This month, for the first time, Cartier will open the doors to its private wine cellar – a 2,000-strong cache of French vintages, ranging from a 1916 Sauternes to rare Domaine de la Romanée-Conti and Chambertin Clos de Bèze – as part of an auction benefiting the Cartier Philanthropy foundation. On Wednesday March 20, select bottles from the collection will be up for grabs as part of the Sotheby’s Finest & Rarest Wines auction, taking place at its New Bond Street headquarters in London.
The Cartier collection was started decades ago by the maison’s former chairman Alain Dominique Perrin. However, the jeweller-watchmaker’s connection with the world of fine wines goes back to its beginnings. Early on it acquired the iconic Château d’Yquem 1847 (setting a record at the time for the highest price paid for one tonneau), which happens to be the same year that the maison was founded. Later in its history, Cartier created a tastevin bordelais in solid silver and tricolour gold, engraved with the city of Bordeaux’s coat of arms, which was presented by the French prime minister and mayor of Bordeaux Jacques Chaban-Delmas to Queen Elizabeth II in 1992.
The 250 Cartier auction lots range from remarkable Bordeaux vintages, such as Latour 1916 (£1,500-£2,000 for three bottles; £1,300-£1,600 for four bottles) and 1929 (£3,000-£4,000 for two bottles) and 1916 Château d’Yquem Sauternes (£5,000-£6,000 for five bottles), to, among the Burgundies, La Tâche 2006 Domaine de la Romanée-Conti (£19,000-£24,000 for nine bottles). Each bottle will bear a certification of provenance.
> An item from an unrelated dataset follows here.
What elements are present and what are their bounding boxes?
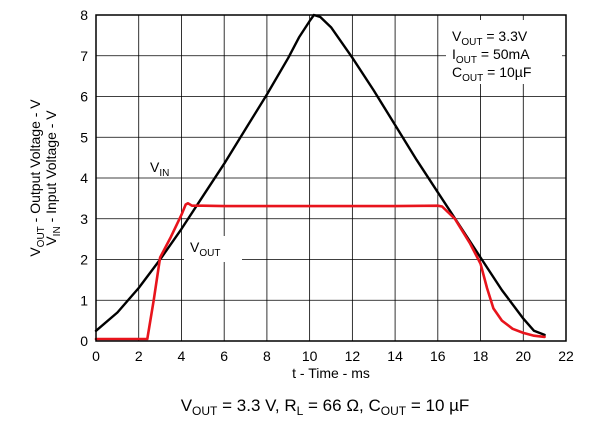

All proceeds from the sale – Sotheby’s estimates the total could reach around £250,000 – will be donated to the Cartier Philanthropy foundation, which since 2012 has been supporting international NGOs, social entrepreneurs and United Nations agencies to improve the livelihoods of the most vulnerable, particularly women and children in the world’s least developed regions.